Analysts agree that there will be no decrease in power demands from data centers. The good news is the 15% to 30% of the yearly increase in operating costs that companies have been experiencing seems to be leveling off. Increasingly, companies will seek "more efficiency using the resources you have" said Greg Clark, global portfolio director, data center services at Computer Sciences Corp. "We won't see a decrease in power usage by data centers in the future. It will be more about balancing power, space and cooling." The granular details of data center infrastructures will become increasingly important to manage that balance, Clark noted.
There's no question that CIOs at large companies are already taking steps to make the data center more energy efficient. For example, companies have instituted water-cooling capabilities where possible, deployed "cold aisle" heating and cooling methodologies, and consolidated servers using virtualization. As with smaller companies, virtualization has provided a dual benefit: lower hardware costs and lower power bills.
To that end, enterprise companies have taken the lead in using virtualization as a consolidation tool. In a Forrester Research Inc. study released in May and authored by Frank Gillett, a survey base of 179 enterprise hardware purchasing decision makers reported they expect 45% of their x86 servers to be virtual within two years. Thirty-seven percent of a slightly larger pool of 197 listed improved power and cooling as very important factors in making the decision to virtualize.
St. Louis-based MasterCard Worldwide has used virtualization widely to cut hardware costs and lower energy bills. About 45% of the company's x86 servers are virtualized, as are 20% of the its Unix servers.

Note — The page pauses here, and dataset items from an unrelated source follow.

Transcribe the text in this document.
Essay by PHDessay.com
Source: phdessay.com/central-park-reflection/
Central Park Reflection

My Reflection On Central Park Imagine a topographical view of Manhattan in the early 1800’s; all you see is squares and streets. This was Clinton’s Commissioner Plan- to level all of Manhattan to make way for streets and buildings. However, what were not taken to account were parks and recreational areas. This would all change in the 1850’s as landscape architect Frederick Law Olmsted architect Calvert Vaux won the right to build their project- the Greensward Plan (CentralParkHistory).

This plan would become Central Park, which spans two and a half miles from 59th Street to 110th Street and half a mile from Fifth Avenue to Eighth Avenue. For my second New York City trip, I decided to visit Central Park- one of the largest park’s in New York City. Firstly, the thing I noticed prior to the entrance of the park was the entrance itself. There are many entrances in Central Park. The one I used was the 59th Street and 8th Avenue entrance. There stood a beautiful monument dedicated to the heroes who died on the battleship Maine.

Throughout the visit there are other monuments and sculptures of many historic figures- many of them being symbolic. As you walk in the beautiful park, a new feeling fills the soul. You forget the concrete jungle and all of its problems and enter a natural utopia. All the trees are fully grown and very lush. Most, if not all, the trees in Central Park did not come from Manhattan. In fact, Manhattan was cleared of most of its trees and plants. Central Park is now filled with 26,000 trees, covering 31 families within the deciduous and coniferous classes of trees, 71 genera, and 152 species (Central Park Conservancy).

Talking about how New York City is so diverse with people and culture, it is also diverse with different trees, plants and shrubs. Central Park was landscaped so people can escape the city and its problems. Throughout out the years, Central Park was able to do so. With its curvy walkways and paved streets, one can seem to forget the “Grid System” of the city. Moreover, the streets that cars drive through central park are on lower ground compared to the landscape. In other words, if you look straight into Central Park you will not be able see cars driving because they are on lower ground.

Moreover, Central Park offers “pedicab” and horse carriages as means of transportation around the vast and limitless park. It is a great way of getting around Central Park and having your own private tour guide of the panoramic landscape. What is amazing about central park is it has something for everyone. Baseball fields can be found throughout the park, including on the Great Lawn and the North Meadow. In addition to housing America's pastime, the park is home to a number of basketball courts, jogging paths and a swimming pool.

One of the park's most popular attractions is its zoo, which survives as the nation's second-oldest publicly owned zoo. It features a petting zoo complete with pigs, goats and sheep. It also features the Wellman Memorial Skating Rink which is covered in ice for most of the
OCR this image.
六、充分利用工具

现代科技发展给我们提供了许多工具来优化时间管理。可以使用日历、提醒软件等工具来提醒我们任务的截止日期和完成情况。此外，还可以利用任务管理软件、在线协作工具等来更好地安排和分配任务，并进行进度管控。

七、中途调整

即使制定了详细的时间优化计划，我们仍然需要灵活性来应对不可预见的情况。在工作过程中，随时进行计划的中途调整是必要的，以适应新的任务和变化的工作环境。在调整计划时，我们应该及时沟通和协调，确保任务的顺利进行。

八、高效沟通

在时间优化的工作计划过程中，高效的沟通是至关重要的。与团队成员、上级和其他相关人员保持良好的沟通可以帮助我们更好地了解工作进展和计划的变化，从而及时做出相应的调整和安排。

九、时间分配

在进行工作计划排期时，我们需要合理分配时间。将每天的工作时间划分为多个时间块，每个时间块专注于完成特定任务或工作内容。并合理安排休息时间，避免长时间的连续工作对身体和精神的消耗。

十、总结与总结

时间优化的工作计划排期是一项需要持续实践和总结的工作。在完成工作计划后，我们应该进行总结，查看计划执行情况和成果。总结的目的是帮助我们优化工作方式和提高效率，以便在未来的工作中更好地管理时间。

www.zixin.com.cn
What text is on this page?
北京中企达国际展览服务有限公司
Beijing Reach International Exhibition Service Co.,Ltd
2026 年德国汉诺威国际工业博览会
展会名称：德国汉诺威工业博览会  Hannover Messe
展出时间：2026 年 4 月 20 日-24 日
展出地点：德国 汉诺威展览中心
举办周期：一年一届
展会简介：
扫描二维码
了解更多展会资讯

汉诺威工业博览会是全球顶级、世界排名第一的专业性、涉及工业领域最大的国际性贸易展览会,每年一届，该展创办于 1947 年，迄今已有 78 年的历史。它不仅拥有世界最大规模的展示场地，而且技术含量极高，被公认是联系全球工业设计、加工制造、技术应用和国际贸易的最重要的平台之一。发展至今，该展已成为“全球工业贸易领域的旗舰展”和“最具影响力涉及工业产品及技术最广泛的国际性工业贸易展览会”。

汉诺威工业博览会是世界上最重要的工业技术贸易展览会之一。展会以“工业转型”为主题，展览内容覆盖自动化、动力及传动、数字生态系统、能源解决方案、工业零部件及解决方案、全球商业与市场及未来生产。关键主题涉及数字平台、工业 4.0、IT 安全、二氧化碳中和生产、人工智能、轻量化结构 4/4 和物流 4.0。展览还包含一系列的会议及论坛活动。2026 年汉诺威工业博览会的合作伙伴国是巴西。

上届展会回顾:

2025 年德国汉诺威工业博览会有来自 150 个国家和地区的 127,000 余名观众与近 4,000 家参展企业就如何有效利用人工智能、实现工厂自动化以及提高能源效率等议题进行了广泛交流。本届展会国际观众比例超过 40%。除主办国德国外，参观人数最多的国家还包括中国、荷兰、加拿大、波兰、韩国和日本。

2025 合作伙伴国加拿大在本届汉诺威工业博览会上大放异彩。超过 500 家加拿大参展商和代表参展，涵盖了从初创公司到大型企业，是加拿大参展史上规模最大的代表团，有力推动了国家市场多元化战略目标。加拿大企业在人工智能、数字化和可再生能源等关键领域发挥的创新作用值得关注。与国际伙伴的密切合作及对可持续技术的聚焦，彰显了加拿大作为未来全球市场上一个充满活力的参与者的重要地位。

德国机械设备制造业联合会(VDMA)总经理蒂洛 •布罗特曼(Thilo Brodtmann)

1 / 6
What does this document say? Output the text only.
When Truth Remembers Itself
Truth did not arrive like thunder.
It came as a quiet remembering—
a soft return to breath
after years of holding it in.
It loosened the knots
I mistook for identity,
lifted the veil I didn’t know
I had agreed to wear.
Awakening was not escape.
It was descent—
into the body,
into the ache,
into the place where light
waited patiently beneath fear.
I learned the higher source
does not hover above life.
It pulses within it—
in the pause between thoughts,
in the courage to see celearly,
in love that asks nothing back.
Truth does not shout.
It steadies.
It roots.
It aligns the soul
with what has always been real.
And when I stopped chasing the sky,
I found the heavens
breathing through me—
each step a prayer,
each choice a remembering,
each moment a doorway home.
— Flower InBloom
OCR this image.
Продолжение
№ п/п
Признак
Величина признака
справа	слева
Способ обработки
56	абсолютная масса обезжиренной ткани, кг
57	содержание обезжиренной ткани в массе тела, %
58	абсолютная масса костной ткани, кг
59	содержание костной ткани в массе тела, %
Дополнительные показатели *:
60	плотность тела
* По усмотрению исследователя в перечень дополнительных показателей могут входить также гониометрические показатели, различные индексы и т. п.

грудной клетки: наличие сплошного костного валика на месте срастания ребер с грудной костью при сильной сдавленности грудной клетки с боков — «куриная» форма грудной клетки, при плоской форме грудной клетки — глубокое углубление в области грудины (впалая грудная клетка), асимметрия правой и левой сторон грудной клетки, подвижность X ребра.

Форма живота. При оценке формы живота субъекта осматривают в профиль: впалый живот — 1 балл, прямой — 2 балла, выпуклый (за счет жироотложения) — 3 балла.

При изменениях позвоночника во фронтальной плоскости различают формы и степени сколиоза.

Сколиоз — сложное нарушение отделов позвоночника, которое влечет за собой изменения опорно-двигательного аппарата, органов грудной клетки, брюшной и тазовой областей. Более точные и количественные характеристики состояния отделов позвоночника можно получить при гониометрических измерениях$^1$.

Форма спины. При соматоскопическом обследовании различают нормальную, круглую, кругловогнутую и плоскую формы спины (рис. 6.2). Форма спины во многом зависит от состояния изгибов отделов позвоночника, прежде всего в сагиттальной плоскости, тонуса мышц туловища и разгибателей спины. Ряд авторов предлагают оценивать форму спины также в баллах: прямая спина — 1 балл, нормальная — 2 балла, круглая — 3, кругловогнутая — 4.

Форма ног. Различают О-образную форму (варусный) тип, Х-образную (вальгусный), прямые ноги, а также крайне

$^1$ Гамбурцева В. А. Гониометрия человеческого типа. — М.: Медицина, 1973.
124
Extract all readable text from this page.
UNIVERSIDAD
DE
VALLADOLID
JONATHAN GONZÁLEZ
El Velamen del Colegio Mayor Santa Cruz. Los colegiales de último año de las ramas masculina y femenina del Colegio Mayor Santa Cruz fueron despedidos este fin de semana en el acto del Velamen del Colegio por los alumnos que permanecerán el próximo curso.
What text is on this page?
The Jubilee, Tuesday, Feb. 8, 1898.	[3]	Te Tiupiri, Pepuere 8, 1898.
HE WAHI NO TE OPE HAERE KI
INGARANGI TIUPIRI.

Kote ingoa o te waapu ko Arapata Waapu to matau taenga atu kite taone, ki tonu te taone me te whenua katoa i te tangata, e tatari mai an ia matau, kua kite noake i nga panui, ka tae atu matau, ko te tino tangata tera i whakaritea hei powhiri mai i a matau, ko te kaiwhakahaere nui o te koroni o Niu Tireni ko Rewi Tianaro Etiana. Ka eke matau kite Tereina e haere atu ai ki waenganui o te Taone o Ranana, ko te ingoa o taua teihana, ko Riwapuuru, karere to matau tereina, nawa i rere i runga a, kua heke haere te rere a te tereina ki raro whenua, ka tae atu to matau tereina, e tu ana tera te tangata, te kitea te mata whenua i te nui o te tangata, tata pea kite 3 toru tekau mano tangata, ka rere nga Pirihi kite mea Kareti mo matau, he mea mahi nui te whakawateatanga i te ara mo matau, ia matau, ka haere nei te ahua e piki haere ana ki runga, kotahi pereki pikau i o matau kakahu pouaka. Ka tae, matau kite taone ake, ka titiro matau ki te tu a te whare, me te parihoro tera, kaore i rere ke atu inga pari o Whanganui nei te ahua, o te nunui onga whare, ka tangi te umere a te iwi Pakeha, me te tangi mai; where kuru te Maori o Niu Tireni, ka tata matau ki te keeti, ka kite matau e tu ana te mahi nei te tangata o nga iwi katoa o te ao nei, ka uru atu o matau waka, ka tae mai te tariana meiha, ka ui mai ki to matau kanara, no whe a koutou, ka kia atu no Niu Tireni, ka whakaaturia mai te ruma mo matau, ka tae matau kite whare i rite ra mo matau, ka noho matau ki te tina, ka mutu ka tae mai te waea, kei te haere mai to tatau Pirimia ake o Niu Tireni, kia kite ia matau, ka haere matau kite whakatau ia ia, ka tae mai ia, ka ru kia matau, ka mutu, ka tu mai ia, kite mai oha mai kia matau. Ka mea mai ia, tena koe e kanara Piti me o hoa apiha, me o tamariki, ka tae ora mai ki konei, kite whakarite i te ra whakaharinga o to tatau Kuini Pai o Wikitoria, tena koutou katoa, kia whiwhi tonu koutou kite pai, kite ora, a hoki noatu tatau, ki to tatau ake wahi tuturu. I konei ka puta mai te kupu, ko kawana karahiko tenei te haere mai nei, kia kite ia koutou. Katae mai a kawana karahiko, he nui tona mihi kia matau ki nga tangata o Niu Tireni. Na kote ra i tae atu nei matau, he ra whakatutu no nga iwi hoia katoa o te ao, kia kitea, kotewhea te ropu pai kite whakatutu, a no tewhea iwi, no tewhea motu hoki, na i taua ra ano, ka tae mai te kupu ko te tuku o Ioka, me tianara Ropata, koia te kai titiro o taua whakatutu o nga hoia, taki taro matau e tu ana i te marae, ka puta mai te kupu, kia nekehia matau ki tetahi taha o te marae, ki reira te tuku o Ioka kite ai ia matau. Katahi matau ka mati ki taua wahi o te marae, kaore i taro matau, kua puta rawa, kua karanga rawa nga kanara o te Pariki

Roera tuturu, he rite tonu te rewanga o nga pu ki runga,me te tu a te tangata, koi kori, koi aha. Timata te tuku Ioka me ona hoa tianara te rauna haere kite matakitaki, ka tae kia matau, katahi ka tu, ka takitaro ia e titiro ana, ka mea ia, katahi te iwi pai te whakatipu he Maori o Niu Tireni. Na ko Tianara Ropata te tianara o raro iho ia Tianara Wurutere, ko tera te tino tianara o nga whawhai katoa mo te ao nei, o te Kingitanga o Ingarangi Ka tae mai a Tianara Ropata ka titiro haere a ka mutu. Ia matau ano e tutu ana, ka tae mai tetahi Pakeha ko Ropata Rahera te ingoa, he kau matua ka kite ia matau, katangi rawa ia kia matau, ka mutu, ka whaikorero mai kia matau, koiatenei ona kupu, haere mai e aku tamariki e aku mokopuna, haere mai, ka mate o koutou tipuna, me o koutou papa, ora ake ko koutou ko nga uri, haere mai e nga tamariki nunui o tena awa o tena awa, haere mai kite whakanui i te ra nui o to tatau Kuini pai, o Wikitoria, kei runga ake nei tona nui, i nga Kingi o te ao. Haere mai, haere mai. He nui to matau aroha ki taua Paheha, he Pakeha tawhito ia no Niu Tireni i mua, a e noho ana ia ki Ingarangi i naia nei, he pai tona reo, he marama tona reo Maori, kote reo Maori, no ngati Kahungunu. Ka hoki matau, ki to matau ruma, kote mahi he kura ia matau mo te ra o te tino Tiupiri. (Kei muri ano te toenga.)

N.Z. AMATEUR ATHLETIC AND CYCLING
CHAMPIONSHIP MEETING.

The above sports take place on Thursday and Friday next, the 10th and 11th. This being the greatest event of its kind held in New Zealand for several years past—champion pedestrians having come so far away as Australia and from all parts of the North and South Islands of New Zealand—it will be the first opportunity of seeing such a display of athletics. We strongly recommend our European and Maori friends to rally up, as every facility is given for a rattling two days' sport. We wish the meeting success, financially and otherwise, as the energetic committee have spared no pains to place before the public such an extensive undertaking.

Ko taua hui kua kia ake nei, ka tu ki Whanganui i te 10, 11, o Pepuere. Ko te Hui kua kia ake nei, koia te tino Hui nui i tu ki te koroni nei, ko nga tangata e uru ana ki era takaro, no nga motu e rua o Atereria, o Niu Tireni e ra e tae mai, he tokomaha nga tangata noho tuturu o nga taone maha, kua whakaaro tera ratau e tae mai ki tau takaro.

The company's main data center is huge. MasterCard occupies a 550,000-square-foot data center on 52 acres in O'Fallon, Mo., and has 1.8 petabytes of available storage. The data center is the company's largest and was built from the ground up with energy efficiency in mind, said Jim Hull, group executive, global operations for MasterCard International's global technology and operations group.
"When we built the data center [in 2001], we built it with sufficient power and air conditioning to accommodate significant growth," Hull said. Specifically, the data center has floors that are raised to 36 inches in the center for increased airflow. The ceiling height has been raised to accommodate server build that goes up and not out, he added. Water-cooling capability is built in for future use if it's needed and the data center uses "hot aisle/cold aisle" cooling for heat dissipation. Power and air conditioning hardware is housed outside the data center.
Blade servers are not a significant part of MasterCard's data center strategy for now. This mirrors the results of Forrester's virtualization survey. In that study, only 18% of 179 hardware decision makers at enterprise companies said they were highly motivated to buy more blade servers in the next two years. Thirty percent simply agreed that they would buy more blade servers during that same period. Vendor lock-in was mentioned as one of the factors for shunning blade servers. Hull concurred: "They're not standardized yet."